Du Preez basically admitted to all the allegations in the charge sheet and said he committed the dastardly deed because he was madly in love with Rachel and was prepared to do whatever she wanted for her to be happy. He said that he fell in love with Rachel after she sent him a Facebook friend request and they started a romantic relationship. He further stated he and Rachel agreed, planned and executed the killing of the deceased. They are on trial for murder, conspiracy to commit murder, robbery with aggravating circumstances and defeating or obstructing the course of justice.

According to the State, Du Preez and Rachel conspired to kill her husband, 35-year old Rudolph Henry Rittmann. It is alleged that they stabbed the late Rittmann to death at his home in Gobabis, and then drove the body in his vehicle to a secluded spot in the veldt, where they set the vehicle alight with the body of their victim inside.

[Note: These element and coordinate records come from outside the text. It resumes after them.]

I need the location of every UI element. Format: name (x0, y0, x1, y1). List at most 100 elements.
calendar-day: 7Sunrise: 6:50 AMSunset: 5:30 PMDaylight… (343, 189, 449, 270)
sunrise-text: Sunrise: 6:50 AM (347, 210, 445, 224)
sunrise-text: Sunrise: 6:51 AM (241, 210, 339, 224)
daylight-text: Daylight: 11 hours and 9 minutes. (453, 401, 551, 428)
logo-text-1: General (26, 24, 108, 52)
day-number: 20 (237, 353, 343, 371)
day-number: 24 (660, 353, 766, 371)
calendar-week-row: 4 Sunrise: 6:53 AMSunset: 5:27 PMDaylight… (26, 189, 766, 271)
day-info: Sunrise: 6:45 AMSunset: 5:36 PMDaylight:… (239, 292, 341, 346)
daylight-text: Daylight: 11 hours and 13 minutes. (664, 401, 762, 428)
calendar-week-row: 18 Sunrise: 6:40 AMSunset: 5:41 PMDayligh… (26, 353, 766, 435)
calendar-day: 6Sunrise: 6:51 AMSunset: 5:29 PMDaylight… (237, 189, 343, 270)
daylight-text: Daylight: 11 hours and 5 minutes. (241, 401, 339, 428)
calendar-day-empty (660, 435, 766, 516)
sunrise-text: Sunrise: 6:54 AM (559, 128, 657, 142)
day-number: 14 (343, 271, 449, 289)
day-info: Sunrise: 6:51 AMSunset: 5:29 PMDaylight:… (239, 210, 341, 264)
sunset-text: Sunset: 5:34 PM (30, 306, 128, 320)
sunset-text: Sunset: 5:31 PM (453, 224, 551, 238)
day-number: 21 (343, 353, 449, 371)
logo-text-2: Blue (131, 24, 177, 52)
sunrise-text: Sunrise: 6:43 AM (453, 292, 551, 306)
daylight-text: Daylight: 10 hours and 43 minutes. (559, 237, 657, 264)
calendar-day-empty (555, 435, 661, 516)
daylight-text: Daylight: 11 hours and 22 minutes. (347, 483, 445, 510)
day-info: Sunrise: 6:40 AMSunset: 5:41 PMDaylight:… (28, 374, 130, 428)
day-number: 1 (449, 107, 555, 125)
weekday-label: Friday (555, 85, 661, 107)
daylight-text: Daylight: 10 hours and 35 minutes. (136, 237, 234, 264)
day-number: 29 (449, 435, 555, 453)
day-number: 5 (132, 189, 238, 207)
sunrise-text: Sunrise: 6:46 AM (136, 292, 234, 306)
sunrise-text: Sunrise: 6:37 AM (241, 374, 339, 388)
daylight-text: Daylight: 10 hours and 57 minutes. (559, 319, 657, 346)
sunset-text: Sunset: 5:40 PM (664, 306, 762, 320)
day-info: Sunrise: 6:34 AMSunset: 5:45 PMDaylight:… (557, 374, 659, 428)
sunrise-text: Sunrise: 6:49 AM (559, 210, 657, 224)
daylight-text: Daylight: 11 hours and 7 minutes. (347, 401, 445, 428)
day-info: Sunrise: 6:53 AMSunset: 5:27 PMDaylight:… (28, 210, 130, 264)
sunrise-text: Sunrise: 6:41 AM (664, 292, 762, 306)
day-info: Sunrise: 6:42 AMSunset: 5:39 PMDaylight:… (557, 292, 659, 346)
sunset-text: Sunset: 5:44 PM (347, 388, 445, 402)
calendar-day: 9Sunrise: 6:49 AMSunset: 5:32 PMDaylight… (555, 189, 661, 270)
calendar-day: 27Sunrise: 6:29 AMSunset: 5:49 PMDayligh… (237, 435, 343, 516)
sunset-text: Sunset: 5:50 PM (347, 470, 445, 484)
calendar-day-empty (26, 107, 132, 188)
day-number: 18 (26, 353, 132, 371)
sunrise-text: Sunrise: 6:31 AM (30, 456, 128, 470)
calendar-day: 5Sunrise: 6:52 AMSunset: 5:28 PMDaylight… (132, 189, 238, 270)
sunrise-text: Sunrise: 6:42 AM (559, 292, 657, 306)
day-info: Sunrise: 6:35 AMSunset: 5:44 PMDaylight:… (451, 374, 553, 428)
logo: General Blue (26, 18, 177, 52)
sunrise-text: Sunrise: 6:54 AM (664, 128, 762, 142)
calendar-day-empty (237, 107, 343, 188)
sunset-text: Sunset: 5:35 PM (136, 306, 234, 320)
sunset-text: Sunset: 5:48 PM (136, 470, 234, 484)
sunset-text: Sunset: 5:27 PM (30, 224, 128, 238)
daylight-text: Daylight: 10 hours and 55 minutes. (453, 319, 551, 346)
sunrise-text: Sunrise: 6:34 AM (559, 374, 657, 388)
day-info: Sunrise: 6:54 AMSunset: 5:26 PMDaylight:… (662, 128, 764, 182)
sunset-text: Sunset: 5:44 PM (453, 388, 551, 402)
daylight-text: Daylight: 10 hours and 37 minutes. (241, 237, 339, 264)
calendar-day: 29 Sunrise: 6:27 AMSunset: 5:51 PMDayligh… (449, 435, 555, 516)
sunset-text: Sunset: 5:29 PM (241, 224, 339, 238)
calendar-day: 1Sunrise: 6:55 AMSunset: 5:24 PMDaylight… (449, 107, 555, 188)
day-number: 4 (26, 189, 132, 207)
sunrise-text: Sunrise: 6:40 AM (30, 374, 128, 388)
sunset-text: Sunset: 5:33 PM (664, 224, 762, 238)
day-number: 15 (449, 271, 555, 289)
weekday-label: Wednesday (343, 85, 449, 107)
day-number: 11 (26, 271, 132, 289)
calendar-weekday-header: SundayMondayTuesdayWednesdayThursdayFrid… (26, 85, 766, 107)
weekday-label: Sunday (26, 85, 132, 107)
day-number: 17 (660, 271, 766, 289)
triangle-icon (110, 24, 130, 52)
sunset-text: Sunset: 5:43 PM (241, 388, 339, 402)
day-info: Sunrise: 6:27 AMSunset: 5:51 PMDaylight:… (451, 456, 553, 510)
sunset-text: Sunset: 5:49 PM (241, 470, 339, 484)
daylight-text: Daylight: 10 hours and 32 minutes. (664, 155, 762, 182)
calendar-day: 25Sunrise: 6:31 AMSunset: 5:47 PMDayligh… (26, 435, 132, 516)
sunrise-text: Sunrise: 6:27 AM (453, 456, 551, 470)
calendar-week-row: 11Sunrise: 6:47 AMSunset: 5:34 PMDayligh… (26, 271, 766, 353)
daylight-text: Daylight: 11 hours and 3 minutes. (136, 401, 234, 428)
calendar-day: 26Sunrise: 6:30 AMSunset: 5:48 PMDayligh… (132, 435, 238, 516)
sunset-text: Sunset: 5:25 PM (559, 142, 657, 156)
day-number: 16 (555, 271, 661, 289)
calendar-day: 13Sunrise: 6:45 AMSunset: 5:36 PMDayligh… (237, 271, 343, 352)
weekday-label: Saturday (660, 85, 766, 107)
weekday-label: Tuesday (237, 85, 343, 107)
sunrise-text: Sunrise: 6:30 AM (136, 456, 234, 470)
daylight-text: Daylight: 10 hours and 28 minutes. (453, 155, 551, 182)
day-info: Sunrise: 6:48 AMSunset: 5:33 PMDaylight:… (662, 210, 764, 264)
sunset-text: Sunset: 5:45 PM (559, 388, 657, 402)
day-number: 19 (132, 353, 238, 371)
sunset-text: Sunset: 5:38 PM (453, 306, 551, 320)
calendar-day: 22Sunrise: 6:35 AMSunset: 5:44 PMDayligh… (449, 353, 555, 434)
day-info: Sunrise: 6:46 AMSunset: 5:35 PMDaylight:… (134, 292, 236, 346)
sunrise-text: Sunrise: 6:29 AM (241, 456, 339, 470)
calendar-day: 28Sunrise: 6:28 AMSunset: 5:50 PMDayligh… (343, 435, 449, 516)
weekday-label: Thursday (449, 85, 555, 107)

According to Du Preez, he and Rachel were arrested on the morning of September 01, 2013 after sharing a bed the night before. He further admitted that he bought a packet of cable ties from a hardware store in Windhoek, before he embarked to Gobabis after receiving confirmation from Rachel that he should go and kill the deceased. 

When he arrived in Gobabis, Rachel asked him to wait in a bush outside the residence she shared with the deceased, where after he entered through a gate that she left open for him. 

When he arrived inside the house, he found the deceased asleep on the bed and he proceeded to tie the ankles of the deceased with the cable ties, but the deceased woke up and put up a struggle. 

He then grabbed hold of the deceased and in the meantime told Rachel to fetch a knife, which he used to stab the deceased several times until he succumbed. He and Rachel then withdrew money from the bank account of the deceased, from which Rachel gave him N$1 500 and bought fuel and water before they returned to the house where they cleaned the scene of the blood, Du Preez stated. He then left her at the house and drove with the body of the deceased in the direction of Windhoek where he set the car with the body inside alight and returned to Windhoek.

After the admissions were read into the record, Ileni Gebhart, the State funded lawyer for Du Preez asked the court to separate the trials of Du Preez and Rachel who still maintains her innocence as she fears her client will be prejudiced by evidence produced at the trial. 

State Advocate Marthino Olivier opposed the separation and said that not all elements of the offences were admitted. In his ruling, Judge Liebenberg said that it should be borne in mind that the mere fact that the accused persons may incriminate each other reciprocally does not create an injustice. “On the contrary, it is often in the interest of justice that accused persons be tried together so that the court can have all the evidence before it, putting the court in a better position to determine the guilt and the respective degrees of each accused’s blameworthiness,” the judge remarked. He went on to say that Du Preez has failed to show on a balance of probabilities that he will suffer probable justice in a joint trial. In this instance, it would be in the best interest of both the accused persons if the court has all the facts before it, when finally called upon to decide their respective degrees of guilt, and what is the nature of the crime they committed.

Yesterday, two employees of Old Mutual where the deceased had investments testified that Rachel made enquiries into her husband’s will and the beneficiaries of his investments just days before his murder.